I remember from my classical mechanics class the Lagrangian function, but I don´t understand what's the meanning of the lagrangian density in General Relativity.
What's the difference between one and other? Why in some books is marked whit sqrt(-g) and others without it? Example: $L=sqrt(-g)R$ or $L=R$ for the Einstein Hilbert Action. What's the correct?
A Lagrangian Density is used in field theories. It is easiest to see the difference when you look at the integral for the action. Given a Lagrangian, $L$, the action integral is: $$S=\int L dt.$$ Given a Lagrangian Density, $\mathcal{L}$, the action integral is: $$S=\int\int\mathcal{L}d^3xdt.$$ Notice the extra integral over spatial coordinates. Essentially, the Lagrangian is the integral of the Lagrangian density over all of space. And in this way there is a perfect analogy between Mass and Density and the Lagrangian and Lagrangian density. The Lagrangian density measures the "distribution of the Lagrangian over space".

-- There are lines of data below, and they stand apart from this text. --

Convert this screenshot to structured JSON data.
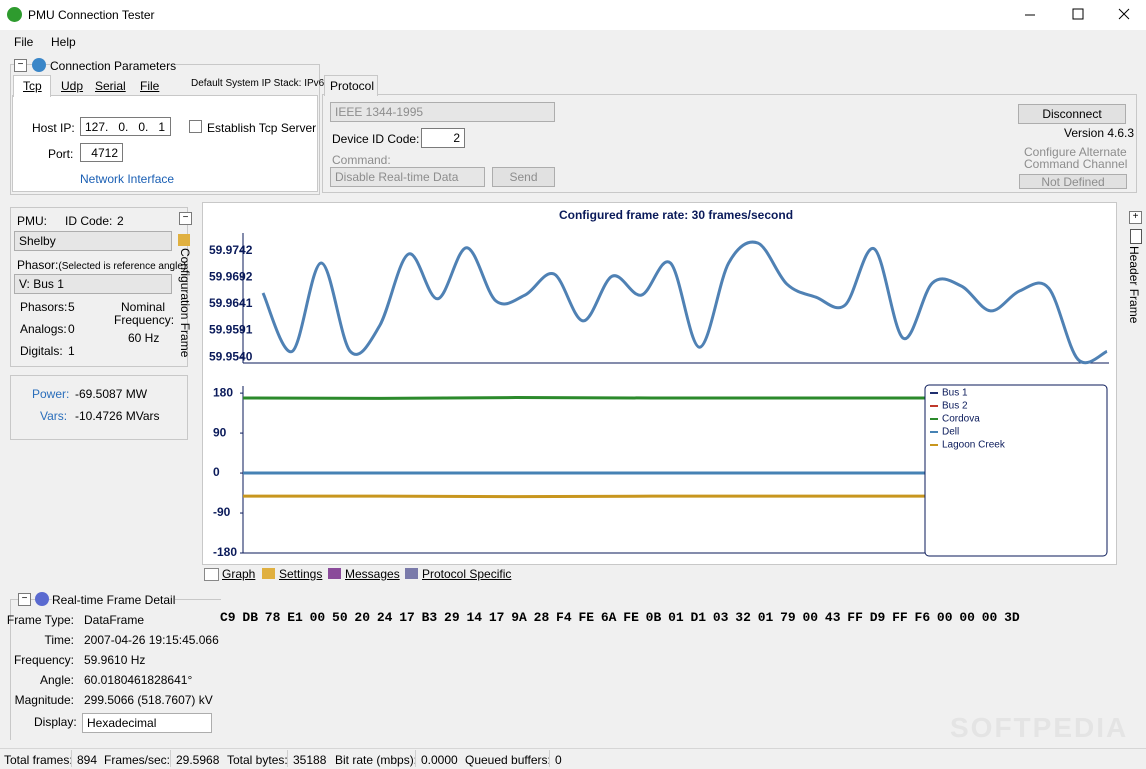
{
  "window": {
    "title": "PMU Connection Tester"
  },
  "menu": [
    "File",
    "Help"
  ],
  "connection": {
    "title": "Connection Parameters",
    "tabs": [
      "Tcp",
      "Udp",
      "Serial",
      "File"
    ],
    "ip_stack": "Default System IP Stack: IPv6",
    "host_ip_label": "Host IP:",
    "host_ip": "127.   0.   0.   1",
    "port_label": "Port:",
    "port": "4712",
    "server": "Establish Tcp Server",
    "network": "Network Interface"
  },
  "protocol": {
    "tab": "Protocol",
    "selected": "IEEE 1344-1995",
    "device_id_label": "Device ID Code:",
    "device_id": "2",
    "command_label": "Command:",
    "command": "Disable Real-time Data",
    "send": "Send",
    "disconnect": "Disconnect",
    "version": "Version 4.6.3",
    "alt_line1": "Configure Alternate",
    "alt_line2": "Command Channel",
    "not_defined": "Not Defined"
  },
  "pmu": {
    "pmu_label": "PMU:",
    "id_label": "ID Code:",
    "id": "2",
    "pmu": "Shelby",
    "phasor_label": "Phasor:",
    "phasor_note": "(Selected is reference angle)",
    "phasor": "V: Bus 1",
    "phasors_label": "Phasors:",
    "phasors": "5",
    "analogs_label": "Analogs:",
    "analogs": "0",
    "digitals_label": "Digitals:",
    "digitals": "1",
    "nominal_line1": "Nominal",
    "nominal_line2": "Frequency:",
    "nominal": "60 Hz",
    "side": "Configuration Frame"
  },
  "power": {
    "power_label": "Power:",
    "power": "-69.5087 MW",
    "vars_label": "Vars:",
    "vars": "-10.4726 MVars"
  },
  "graph_tabs": [
    "Graph",
    "Settings",
    "Messages",
    "Protocol Specific"
  ],
  "header_frame": "Header Frame",
  "detail": {
    "title": "Real-time Frame Detail",
    "rows": [
      [
        "Frame Type:",
        "DataFrame"
      ],
      [
        "Time:",
        "2007-04-26 19:15:45.066"
      ],
      [
        "Frequency:",
        "59.9610 Hz"
      ],
      [
        "Angle:",
        "60.0180461828641°"
      ],
      [
        "Magnitude:",
        "299.5066 (518.7607) kV"
      ]
    ],
    "display_label": "Display:",
    "display": "Hexadecimal",
    "hex": "C9 DB 78 E1 00 50 20 24 17 B3 29 14 17 9A 28 F4 FE 6A FE 0B 01 D1 03 32 01 79 00 43 FF D9 FF F6 00 00 00 3D"
  },
  "status": [
    [
      "Total frames:",
      "894"
    ],
    [
      "Frames/sec:",
      "29.5968"
    ],
    [
      "Total bytes:",
      "35188"
    ],
    [
      "Bit rate (mbps):",
      "0.0000"
    ],
    [
      "Queued buffers:",
      "0"
    ]
  ],
  "watermark": "SOFTPEDIA",
  "chart_data": [
    {
      "type": "line",
      "title": "Configured frame rate: 30 frames/second",
      "ylim": [
        59.9529,
        59.9776
      ],
      "yticks": [
        {
          "value": 59.9742,
          "label": "59.9742"
        },
        {
          "value": 59.9692,
          "label": "59.9692"
        },
        {
          "value": 59.9641,
          "label": "59.9641"
        },
        {
          "value": 59.9591,
          "label": "59.9591"
        },
        {
          "value": 59.954,
          "label": "59.9540"
        }
      ],
      "series": [
        {
          "color": "#4f81b4",
          "values": [
            59.9662,
            59.9551,
            59.9719,
            59.9551,
            59.9599,
            59.9736,
            59.9651,
            59.9748,
            59.9647,
            59.9658,
            59.9698,
            59.9609,
            59.9694,
            59.9658,
            59.9719,
            59.9559,
            59.9719,
            59.9757,
            59.9679,
            59.9654,
            59.9639,
            59.9746,
            59.9576,
            59.9681,
            59.9675,
            59.9628,
            59.9666,
            59.9671,
            59.9536,
            59.9551
          ]
        }
      ]
    },
    {
      "type": "line",
      "ylim": [
        -180,
        196
      ],
      "yticks": [
        180,
        90,
        0,
        -90,
        -180
      ],
      "series": [
        {
          "name": "Bus 1",
          "color": "#1f2f6f",
          "values": [
            0,
            0,
            0,
            0,
            0,
            0
          ]
        },
        {
          "name": "Bus 2",
          "color": "#c0392b",
          "values": [
            0,
            0,
            0,
            0,
            0,
            0
          ]
        },
        {
          "name": "Cordova",
          "color": "#2b8a2b",
          "values": [
            169,
            168,
            170,
            169,
            169,
            169
          ]
        },
        {
          "name": "Dell",
          "color": "#4682b4",
          "values": [
            0,
            0,
            0,
            0,
            0,
            0
          ]
        },
        {
          "name": "Lagoon Creek",
          "color": "#c8961e",
          "values": [
            -52,
            -52,
            -53,
            -52,
            -52,
            -52
          ]
        }
      ]
    }
  ]
}
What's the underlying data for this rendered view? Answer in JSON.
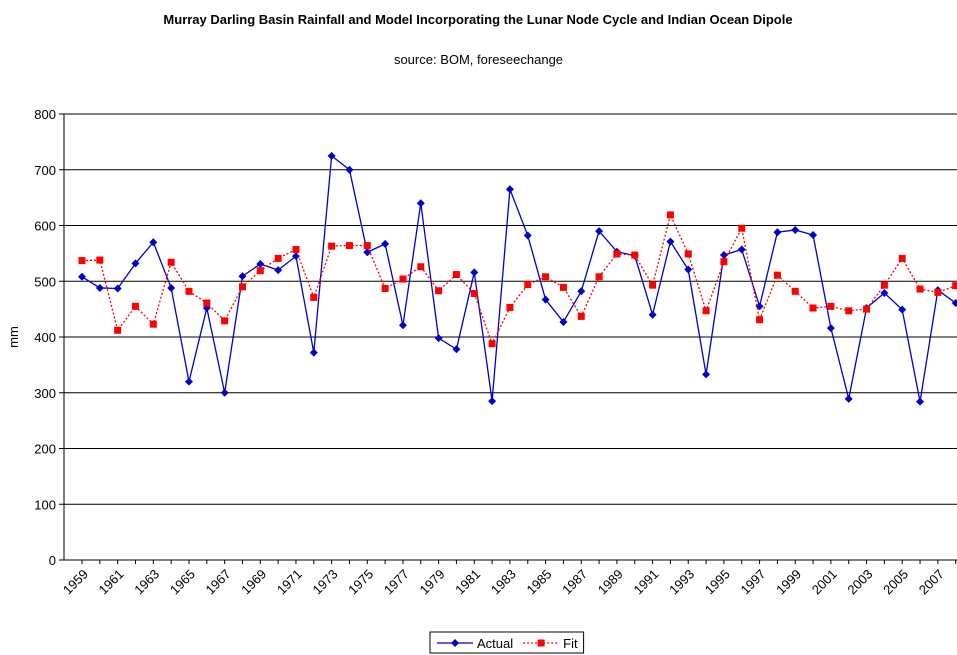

For General Relativity, there is no obvious way (lacking some symmetry) in which one should split space-time up into space and time, and so it becomes natural to use the Lagrangian density and integrate over all of spacetime rather than trying to figure out how one should split that integral into $d^3x$ and $dt$. In addition, in General Relativity, we no longer are working with flat spacetimes and linear (Cartesian) coordinates. Because of this, the volume element of space-time will no longer be the simple $d^4x$.Therefore, the Einstein-Hilbert action within some neighborhood $O$ in the manifold which we optimize to get the Einstein Field equations is (in units where $G=c=1$): $$S=\frac{1}{16\pi}\int_{O} R\epsilon$$ Where $\epsilon$ is the natural volume element on the manifold. Given a metric with determinant $g$, and a set of coordinates $x^1,...,x^4$ corresponding to a mapping $\psi:M\rightarrow\mathbb{R}^4$ the natural volume element $\epsilon$ can be expressed as $\epsilon=\sqrt{-g}dx^1\wedge ...\wedge dx^4$ and so the integral can be expressed as: $$S=\frac{1}{16\pi}\int_{\psi[O]} R\sqrt{-g}d^4x.$$
I've restricted attention here to one neighborhood, $O$. In order to generalize the integral over the entire manifold $M$ one would have to introduce partitions of unity which I didn't want to go over here - but that's basically just a detail to ensure one doesn't double count the integral in overlapping regions of the charts.
As you can see, for the Einstein Hilbert action, the Lagrangian density is $R$ (or $R/16\pi$ if you want to include the proportionality constant). The factor of $\sqrt{-g}$ arises as part of the volume element when we choose a coordinate system over which to integrate. It arises because we are not integrating over a flat manifold using Cartesian coordinates.